Self-Assembled Nanomicellar Formulation of Docetaxel as a Potential Breast Cancer Chemotherapeutic System

Abstract

Docetaxel (DTX) is classified as a class IV drug that exhibits poor aqueous solubility (6-7 µg/mL in water) and permeability (P-glycoprotein substrate). The main objective of this study was to construct, characterize, and evaluate docetaxel loaded nanomicellar formulation in vitro for oral delivery to enhance the absorption and bioavailability of DTX, as well as to circumvent P-gp efflux inhibition. Formulations were prepared with two polymeric surfactants, hydrogenated castor oil-40 (HCO-40) and D-α-Tocopherol polyethylene glycol 1000 succinate (VIT E TPGS) with solvent evaporation technique, and the resulting DTX nanomicellar formulations were characterized by proton nuclear magnetic resonance spectroscopy (1H NMR), Fourier Transform Infrared Spectroscopy (FT-IR), X-ray powder diffraction (XRD), and transmission electron microscopy (TEM). Proton NMR, FT-IR, and XRD data indicated that DTX was completely encapsulated within the hydrophobic core of the nanomicelles in its amorphous state. TEM data revealed a smooth spherical shape of the nanomicellar formulation. The optimized formulation (F-2) possessed a mean diameter of 13.42 nm, a zeta potential of -0.19 mV, with a 99.3% entrapment efficiency. Dilution stability study indicated that nanomicelles were stable up to 100-fold dilution with minimal change in size, poly dispersity index (PDI), and zeta potential. In vitro cytotoxicity study revealed higher anticancer activity of DTX nanomicelles at 5 µM compared to the native drug against breast cancer cell line (MCF-7) cells. The LC-MS data confirmed the chemical stability of DTX within the nanomicelles. In vitro drug release study demonstrated faster dissolution of DTX from the nanomicelles compared to the naked drug. Our experimental results exhibit that nanomicelles could be a drug delivery system of choice to encapsulate drugs with low aqueous solubility and permeability that can preserve the stability of the active constituents to provide anticancer activity.
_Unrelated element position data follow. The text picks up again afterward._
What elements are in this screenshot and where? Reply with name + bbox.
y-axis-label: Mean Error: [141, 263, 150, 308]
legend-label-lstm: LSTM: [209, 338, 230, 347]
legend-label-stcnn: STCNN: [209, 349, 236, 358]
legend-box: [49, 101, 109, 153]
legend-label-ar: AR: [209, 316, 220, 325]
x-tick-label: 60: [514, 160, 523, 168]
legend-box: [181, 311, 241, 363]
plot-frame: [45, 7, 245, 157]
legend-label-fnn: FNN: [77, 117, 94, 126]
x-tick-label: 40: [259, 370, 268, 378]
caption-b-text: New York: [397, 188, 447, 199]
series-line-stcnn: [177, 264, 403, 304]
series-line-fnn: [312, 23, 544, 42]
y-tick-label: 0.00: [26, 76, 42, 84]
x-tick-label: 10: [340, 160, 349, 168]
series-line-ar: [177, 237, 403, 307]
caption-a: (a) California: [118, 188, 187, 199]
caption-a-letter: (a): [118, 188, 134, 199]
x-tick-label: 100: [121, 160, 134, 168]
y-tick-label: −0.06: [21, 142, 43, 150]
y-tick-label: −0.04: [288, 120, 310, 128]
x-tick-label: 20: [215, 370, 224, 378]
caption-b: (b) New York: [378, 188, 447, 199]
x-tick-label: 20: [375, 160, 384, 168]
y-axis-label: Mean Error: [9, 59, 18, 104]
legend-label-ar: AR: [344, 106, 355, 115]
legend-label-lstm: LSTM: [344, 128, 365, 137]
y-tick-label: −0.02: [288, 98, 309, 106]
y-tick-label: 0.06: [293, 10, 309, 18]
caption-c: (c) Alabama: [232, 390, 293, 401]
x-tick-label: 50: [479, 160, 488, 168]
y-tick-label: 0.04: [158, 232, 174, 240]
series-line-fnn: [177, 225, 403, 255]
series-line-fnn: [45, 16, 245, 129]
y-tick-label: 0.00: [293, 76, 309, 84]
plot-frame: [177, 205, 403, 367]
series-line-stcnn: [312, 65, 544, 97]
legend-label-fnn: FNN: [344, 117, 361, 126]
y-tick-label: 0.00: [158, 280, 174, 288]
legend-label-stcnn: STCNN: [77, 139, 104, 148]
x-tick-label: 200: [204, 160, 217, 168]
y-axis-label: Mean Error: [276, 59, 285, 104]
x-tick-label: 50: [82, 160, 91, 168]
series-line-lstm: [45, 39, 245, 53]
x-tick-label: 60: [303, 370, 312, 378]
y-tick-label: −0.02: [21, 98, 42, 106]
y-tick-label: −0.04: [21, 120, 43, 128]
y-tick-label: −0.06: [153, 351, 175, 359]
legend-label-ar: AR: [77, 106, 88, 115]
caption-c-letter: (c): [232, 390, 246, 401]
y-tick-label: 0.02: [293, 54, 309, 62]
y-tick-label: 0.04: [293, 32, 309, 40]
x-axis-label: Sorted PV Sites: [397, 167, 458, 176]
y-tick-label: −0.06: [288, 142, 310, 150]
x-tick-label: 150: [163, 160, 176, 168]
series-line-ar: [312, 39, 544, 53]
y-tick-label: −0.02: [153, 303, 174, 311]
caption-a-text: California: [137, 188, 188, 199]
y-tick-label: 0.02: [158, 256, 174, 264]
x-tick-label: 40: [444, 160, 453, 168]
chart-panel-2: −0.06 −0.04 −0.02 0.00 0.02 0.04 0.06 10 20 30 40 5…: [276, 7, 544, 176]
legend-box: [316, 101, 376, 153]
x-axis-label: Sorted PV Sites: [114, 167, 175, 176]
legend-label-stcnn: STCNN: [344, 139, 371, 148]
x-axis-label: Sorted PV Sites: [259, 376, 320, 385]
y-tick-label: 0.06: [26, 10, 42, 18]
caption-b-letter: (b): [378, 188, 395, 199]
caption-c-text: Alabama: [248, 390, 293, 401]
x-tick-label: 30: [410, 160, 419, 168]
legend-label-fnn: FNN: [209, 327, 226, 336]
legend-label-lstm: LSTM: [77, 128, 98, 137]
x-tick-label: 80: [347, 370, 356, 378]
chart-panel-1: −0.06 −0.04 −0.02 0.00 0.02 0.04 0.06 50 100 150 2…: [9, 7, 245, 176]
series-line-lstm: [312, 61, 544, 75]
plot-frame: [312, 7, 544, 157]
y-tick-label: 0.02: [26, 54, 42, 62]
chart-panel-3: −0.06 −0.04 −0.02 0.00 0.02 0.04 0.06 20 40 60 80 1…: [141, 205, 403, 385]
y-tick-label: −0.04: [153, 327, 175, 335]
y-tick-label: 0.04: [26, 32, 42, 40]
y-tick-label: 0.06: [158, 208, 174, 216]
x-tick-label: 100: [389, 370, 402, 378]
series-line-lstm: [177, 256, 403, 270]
Keywords: anticancer activity; breast cancer; docetaxel; enhanced solubility; nanomicelles; vitamin E TPGS delivery.

Figure 1

Chemical structure of docetaxel (DTX), HCO-40, VIT E TPGS, and representative cartoon portraying the DTX nanomicelle structure.

Figure 2

Qualitative 1H NMR analysis of DTX nanomicellar formulation. (a) 1H NMR spectrum for (1) DTX nanomicelles in D₂O, (2) blank nanomicelles in D₂O, and (3) D₂O. (a, –CH₃, δ = 0.7 ppm; b, =CH₂, δ = 1.3 ppm; c, -CH₂-CH₂-O, δ = 3.8 ppm, d, –OH of PEG, δ = 4.2 ppm; e, aromatic protons of VIT E TPGS, δ = 7.3 ppm) (b) 1H NMR spectrum of native DTX in DMSO-d6.

Figure 3

Qualitative FT–IR analysis of DTX nanomicelle. FT–IR spectrum for native (1) native DTX, (2) DTX nanomicelles, and (3) blank nanomicelles.

Figure 4

Qualitative XRD analysis of DTX nanomicelle. XRD spectrum for native (1) native DTX, (2) DTX nanomicelles, and (3) blank nanomicelles.

Figure 5

Size distribution of (a) DTX nanomicelles (b) blank nanomicelles, (c) zeta potential of DTX nanomicelles, (d) visual inspection of DTX nanomicelles, and (e) TEM image of DTX nanomicelles showing round smooth morphology.

Figure 6

Dilution stability study of the DTX nanomicelles characterized by (a) particle size, (b) PDI, and (c) zeta potential at room temperature.

Figure 7

In vitro drug release of DTX from nanomicelles vs. DTX native drug evaluated in PBST solution.

Figure 8

Cell viability assay (MTS) on MCF-7 cells after 24 h of exposure to different concentrations of native DTX, DTX nanomicelles, and blank nanomicelles. (* p ≤ 0.05 as compared to the corresponding control group, here DTX).

Figure 9

Multiple reaction monitoring (MRM) chromatograms of (A) native docetaxel (B) docetaxel loaded nanomicelles.